Portrait of the French journalist and society columnist René Halphen. Oil on canvas painting, relined and mounted on cardboard. Signed, dedicated and dated in the lower left corner: "To my dear friend René Halphen with great affection. J. GIL BERGASA, 1915". Carved wooden Montparnasse style frame.
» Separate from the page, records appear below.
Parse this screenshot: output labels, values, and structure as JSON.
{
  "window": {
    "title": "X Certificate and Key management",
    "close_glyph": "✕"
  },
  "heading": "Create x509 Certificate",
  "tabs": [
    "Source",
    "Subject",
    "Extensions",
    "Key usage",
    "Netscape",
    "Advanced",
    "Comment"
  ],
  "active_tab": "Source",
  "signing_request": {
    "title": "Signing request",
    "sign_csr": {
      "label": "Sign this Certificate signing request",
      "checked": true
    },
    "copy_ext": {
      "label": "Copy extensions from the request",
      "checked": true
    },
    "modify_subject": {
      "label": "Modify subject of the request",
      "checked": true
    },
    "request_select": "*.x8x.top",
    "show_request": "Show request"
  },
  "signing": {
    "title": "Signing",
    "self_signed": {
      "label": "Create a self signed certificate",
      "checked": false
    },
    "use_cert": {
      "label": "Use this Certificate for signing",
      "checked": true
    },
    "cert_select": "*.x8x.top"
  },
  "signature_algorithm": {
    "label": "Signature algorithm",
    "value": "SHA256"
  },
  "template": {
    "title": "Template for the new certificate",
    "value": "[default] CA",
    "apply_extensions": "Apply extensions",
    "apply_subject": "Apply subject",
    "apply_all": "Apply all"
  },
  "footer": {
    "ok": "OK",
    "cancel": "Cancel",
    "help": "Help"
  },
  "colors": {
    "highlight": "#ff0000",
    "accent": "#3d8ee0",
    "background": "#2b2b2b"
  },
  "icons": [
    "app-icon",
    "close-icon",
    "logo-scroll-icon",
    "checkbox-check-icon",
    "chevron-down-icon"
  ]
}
Justino Gil Bergasa was a Spanish painter of portraits, landscapes and genre scenes. Born in Zaragoza in 1890, he began his artistic studies at the School of Arts and Crafts in his native city. He then moved to Madrid, where he joined the studio of the painter Eduardo Chicharro y Agüera (1873-1949), where he remained from 1909 to 1912. From this date onwards, he became very famous for the numerous portraits he painted for the bourgeoisie and aristocracy, both in Madrid and in Biarritz (France), the favourite holiday destination of Spanish high society.
After obtaining a grant from the Círculo de Bellas Artes in Madrid in 1913, he travelled to England, Holland and France. In 1914 he held his first solo exhibition of 47 works, including portraits, landscapes and genre scenes. In 1919 he married Sofia Ochoa de Luxán, a young woman of aristocratic descent and grandniece of Federico de Madrazo y Kuntz, one of the best Spanish portrait painters of the 19th century. Shortly after his marriage, he founded a carpet and tapestry factory called Los Pontones, leaving painting to the private sphere. After the outbreak of the Spanish Civil War on 18 July 1936, a serious conflict broke out with his workers and he was murdered by them on 22 August at the age of 46.
René François Adolphe Halphen was a French journalist and translator who worked in Spain. He was born in Paris on 22 January 1864, the fifth son of a wealthy businessman specializing in jewellery and precious stones, with business interests in Manila, Philippines, a Spanish colony until 1898. Little is known about him, except that he was linked to the Northern Spanish Railway Company and knew the entire Spanish aristocracy, which explains why he worked as a society columnist in various Madrid newspapers such as El Gráfico (1904), Gran Mundo and Sport (1906-1907), La Correspondencia de España (1910-1916) and in the magazine Blanco y Negro. He signed his columns with the pseudonym "Madrizzy". He was particularly sought after as a columnist in Biarritz, where he died on 1 December 1931 at the age of 67, and is buried in the Parisian cemetery of Montmartre.
Sources: Señas de identidad. Pintura y regionalismo en Aragón (1898-1939), Alberto Castán Chocarro (2016); Wikipedia; Archives de France.
Artist: Justino Gil Bergasa (1890-1936).
Signed and dated in the lower left corner.
Medium: Oil on canvas.
Condition: Very good condition.
Dimensions: 46 x 38 cm. / 18 x 15 in.
Frame: 65 x 57 cm. / 25 ½ x 22 ½ in. Wood, very good condition.